Mouse HCC tissues fixed in 10% formalin and 75% ethanol were embedded in paraffin. Prior to IHC staining, paraffin sections were dewaxed with xylene and rinsed with ethanol. Antigen retrieval was achieved by boiling in 1 mM EDTA buffer (pH 7.8) for 15 min. Sections were blocked with 2× casein (SP-5020-250, Vector Laboratories, CA, USA) and stained with primary antibody (Supplementary Table 11) at 4 °C overnight. Sections were then stained with horseradish peroxidase-conjugated secondary antibody (Dako, Glostrup, Denmark) at room temperature for 30 min. Sections were developed using 3,3′-diaminobenzidine (DAB) (Sigma-Aldrich, St. Louis, USA) and counterstained with hematoxylin.

Multicolor immunofluorescence staining

We used Opal Polaris 7 Color Kit (NEL861001KT) according to the manufacturer’s recommendation, with anti-CD163 (Abcam, Ab189915, 1:200) and anti-LAIR1 (Sigma-Aldrich, HPA011155, 1:500) rabbit antibodies.

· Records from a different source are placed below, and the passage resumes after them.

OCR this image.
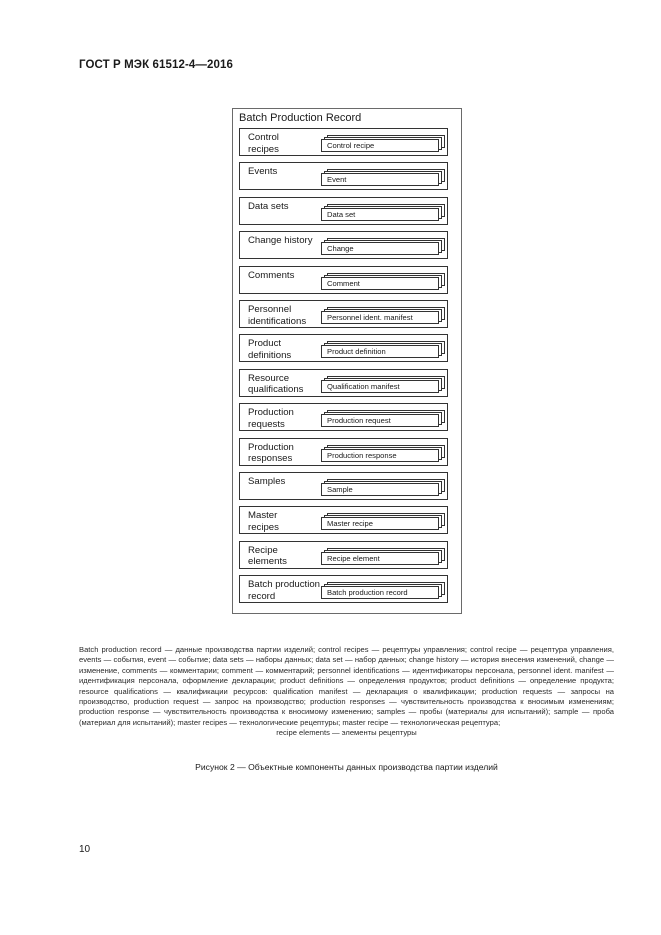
ГОСТ Р МЭК 61512-4—2016
Batch Production Record
Control
recipes	Control recipe
Events
Event
Data sets
Data set
Change history
Change
Comments
Comment
Personnel
identifications	Personnel ident. manifest
Product
definitions	Product definition
Resource
qualifications	Qualification manifest
Production
requests	Production request
Production
responses	Production response
Samples
Sample
Master
recipes	Master recipe
Recipe
elements	Recipe element
Batch production
record	Batch production record
Batch production record — данные производства партии изделий; control recipes — рецептуры управления; control recipe — рецептура управления, events — события, event — событие; data sets — наборы данных; data set — набор данных; change history — история внесения изменений, change — изменение, comments — комментарии; comment — комментарий; personnel identifications — идентификаторы персонала, personnel ident. manifest — идентификация персонала, оформление декларации; product definitions — определения продуктов; product definitions — определение продукта; resource qualifications — квалификации ресурсов: qualification manifest — декларация о квалификации; production requests — запросы на производство, production request — запрос на производство; production responses — чувствительность производства к вносимым изменениям; production response — чувствительность производства к вносимому изменению; samples — пробы (материалы для испытаний); sample — проба (материал для испытаний); master recipes — технологические рецептуры; master recipe — технологическая рецептура;
recipe elements — элементы рецептуры
Рисунок 2 — Объектные компоненты данных производства партии изделий
10
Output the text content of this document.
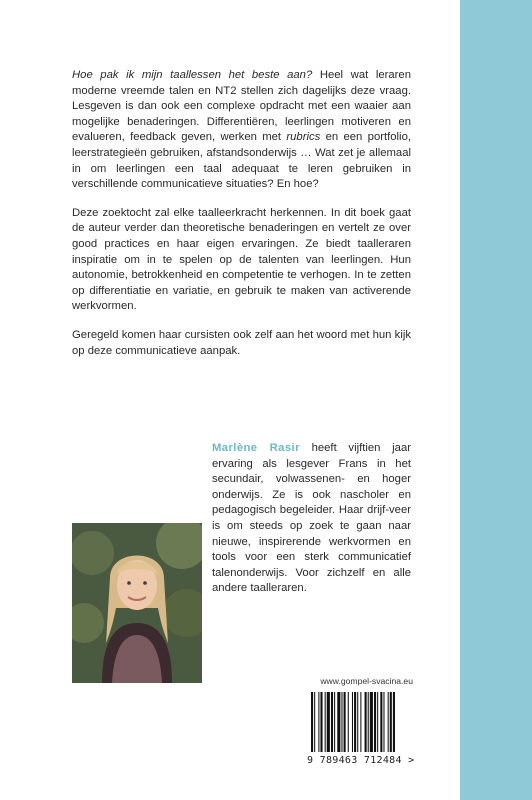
Hoe pak ik mijn taallessen het beste aan? Heel wat leraren moderne vreemde talen en NT2 stellen zich dagelijks deze vraag. Lesgeven is dan ook een complexe opdracht met een waaier aan mogelijke benaderingen. Differentiëren, leerlingen motiveren en evalueren, feedback geven, werken met rubrics en een portfolio, leerstrategieën gebruiken, afstandsonderwijs … Wat zet je allemaal in om leerlingen een taal adequaat te leren gebruiken in verschillende communicatieve situaties? En hoe?

Deze zoektocht zal elke taalleerkracht herkennen. In dit boek gaat de auteur verder dan theoretische benaderingen en vertelt ze over good practices en haar eigen ervaringen. Ze biedt taalleraren inspiratie om in te spelen op de talenten van leerlingen. Hun autonomie, betrokkenheid en competentie te verhogen. In te zetten op differentiatie en variatie, en gebruik te maken van activerende werkvormen.

Geregeld komen haar cursisten ook zelf aan het woord met hun kijk op deze communicatieve aanpak.

Marlène Rasir heeft vijftien jaar ervaring als lesgever Frans in het secundair, volwassenen- en hoger onderwijs. Ze is ook nascholer en pedagogisch begeleider. Haar drijf-veer is om steeds op zoek te gaan naar nieuwe, inspirerende werkvormen en tools voor een sterk communicatief talenonderwijs. Voor zichzelf en alle andere taalleraren.
www.gompel-svacina.eu
9 789463 712484 >
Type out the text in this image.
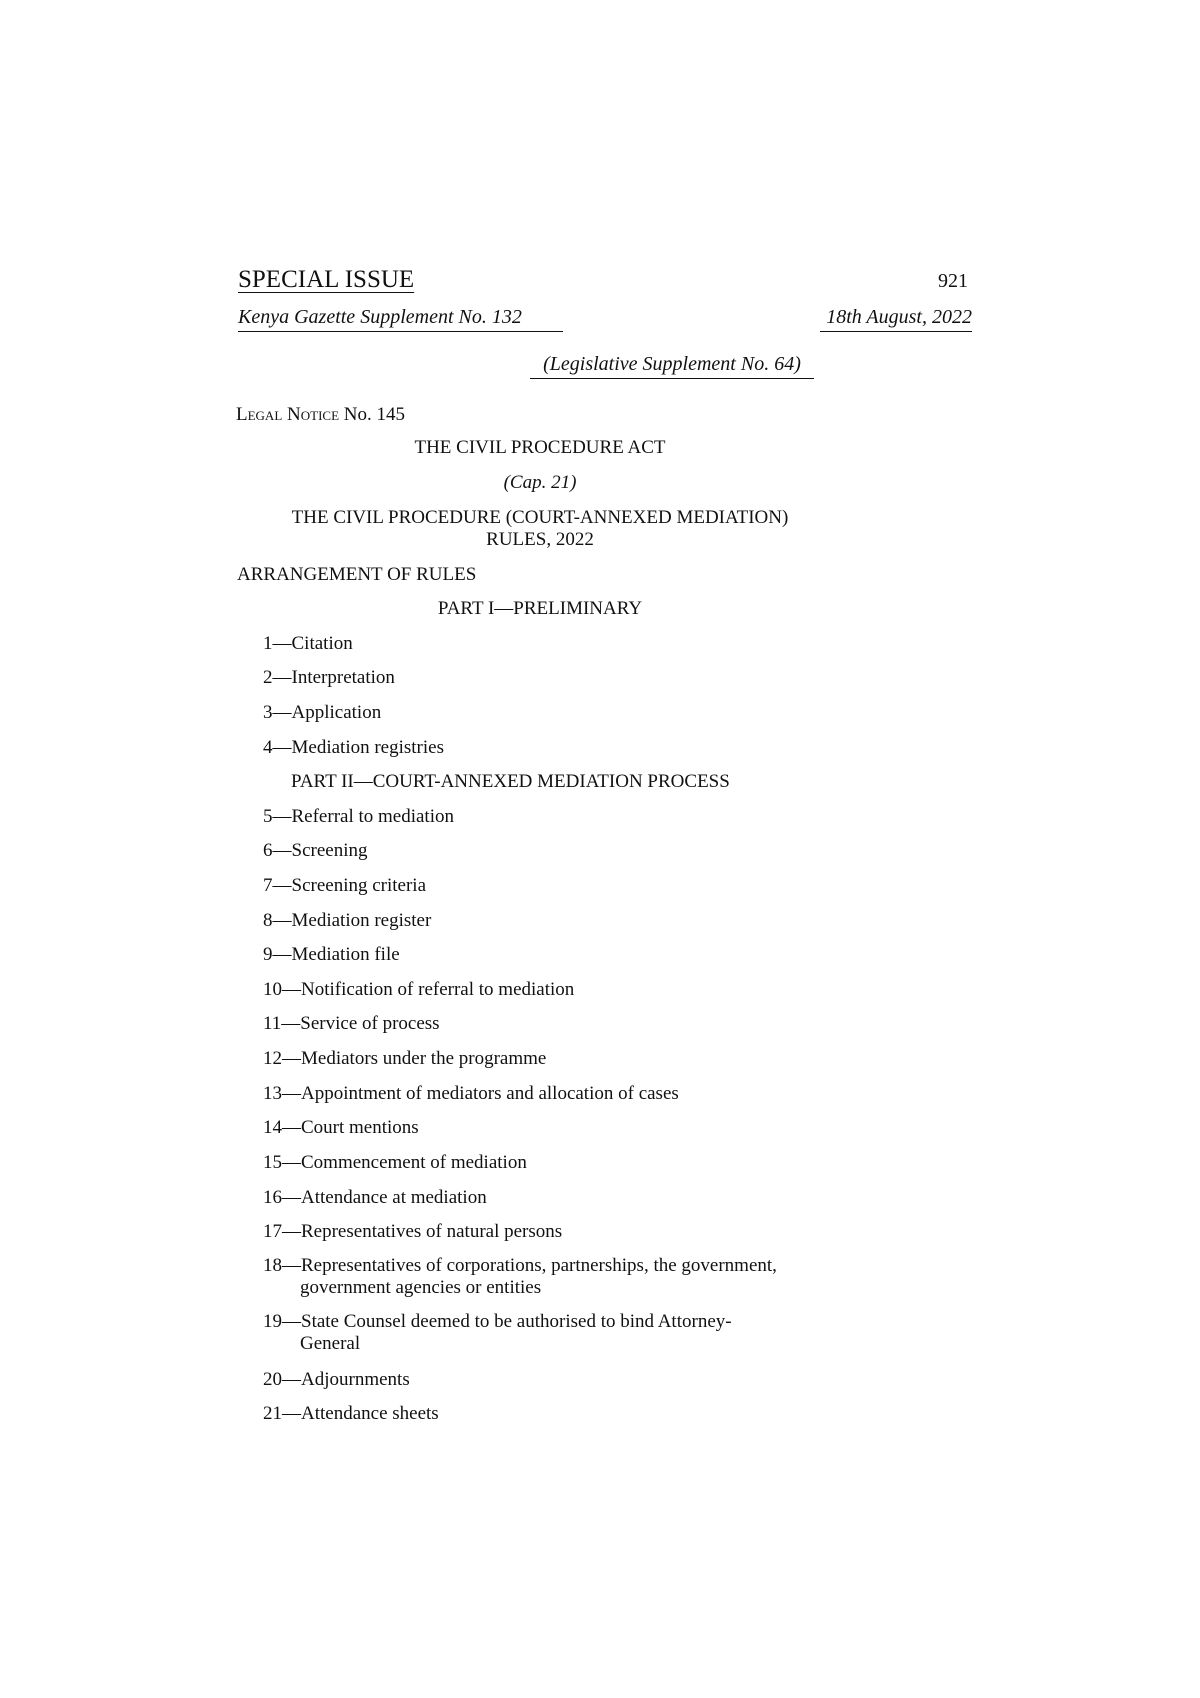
SPECIAL ISSUE	921
Kenya Gazette Supplement No. 132	18th August, 2022
(Legislative Supplement No. 64)
Legal Notice No. 145
THE CIVIL PROCEDURE ACT
(Cap. 21)
THE CIVIL PROCEDURE (COURT-ANNEXED MEDIATION)
RULES, 2022
ARRANGEMENT OF RULES
PART I—PRELIMINARY
1—Citation
2—Interpretation
3—Application
4—Mediation registries
PART II—COURT-ANNEXED MEDIATION PROCESS
5—Referral to mediation
6—Screening
7—Screening criteria
8—Mediation register
9—Mediation file
10—Notification of referral to mediation
11—Service of process
12—Mediators under the programme
13—Appointment of mediators and allocation of cases
14—Court mentions
15—Commencement of mediation
16—Attendance at mediation
17—Representatives of natural persons
18—Representatives of corporations, partnerships, the government,
government agencies or entities
19—State Counsel deemed to be authorised to bind Attorney-
General
20—Adjournments
21—Attendance sheets
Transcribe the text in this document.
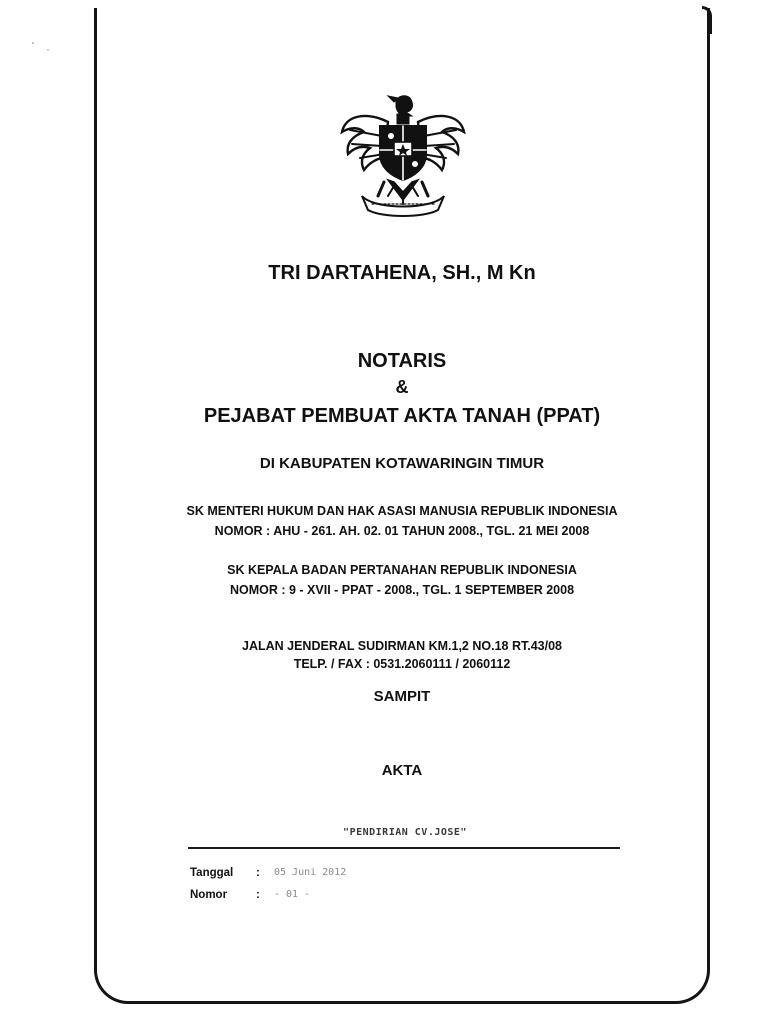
TRI DARTAHENA, SH., M Kn
NOTARIS
&
PEJABAT PEMBUAT AKTA TANAH (PPAT)
DI KABUPATEN KOTAWARINGIN TIMUR
SK MENTERI HUKUM DAN HAK ASASI MANUSIA REPUBLIK INDONESIA
NOMOR : AHU - 261. AH. 02. 01 TAHUN 2008., TGL. 21 MEI 2008
SK KEPALA BADAN PERTANAHAN REPUBLIK INDONESIA
NOMOR : 9 - XVII - PPAT - 2008., TGL. 1 SEPTEMBER 2008
JALAN JENDERAL SUDIRMAN KM.1,2 NO.18 RT.43/08
TELP. / FAX : 0531.2060111 / 2060112
SAMPIT
AKTA
"PENDIRIAN CV.JOSE"
Tanggal : 05 Juni 2012
Nomor	: - 01 -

Cell proliferation and T cell coculture assay of THP-1 cells

A stable LAIR1 KD (shLAIR1) clone was established in THP-1 cells (ATCC) by using the shRNA sequence (Supplementary Table 10) from Sigma-Aldrich. After establishing the shLAIR1 clone by lentiviral system12, 2 × 105 live THP-1 cells were seeded per well in 24-well plate and MilliCell 0.4 µm-membrane insert (PSHT010R5, Sigma-Aldrich, MO, USA) with ~2 × 104 PLC/PRF/5 cells were placed into the well of the 24-well plate for coculture of HCC cells and THP-1 cells in the presence of phorbol-12-myristate-13-acetate (PMA) (P1585, Sigma-Aldrich, Missouri, USA). After 24 h, the MilliCell 0.4 µm-membrane insert was replaced with another one which contained ~2 × 105 human CD8 T cells in the presence of IL2 and anti-CD3/CD28 beads for coculture of five more days. The CD8 T cells were finally harvested and the anti-CD3/CD28 beads (11161D, Gibco, Thermo Fisher Scientific, Waltham, USA) were removed by MACSiMAG Separator (130-092-168, Miltenyi Biotec, Germany) according to the manufacturer’s instruction before being washed once in PBS or RPMI1640 medium with 10% FBS. Staining of the CD8 T cells by CD44 and CD62L antibodies was done as described above. Flow cytometry was performed on a Novocyte Advanteon BVR flow cytometer machine in the core facility of the University of Hong Kong. For the study of the proliferation of THP-1 cells, 5000–10,000 cells were seeded per well on a 96-well plate in the presence of PMA. As THP-1 cells became adherent upon PMA treatment, the cells were trypsinized and counted on Day 6 after seeding the cells.

Statistical analysis

We performed statistical analysis using GraphPad Prism 6. A two-sided Student’s t test was used to compare the means between two groups.

Reporting summary

Further information on research design is available in the Nature Research Reporting Summary linked to this article.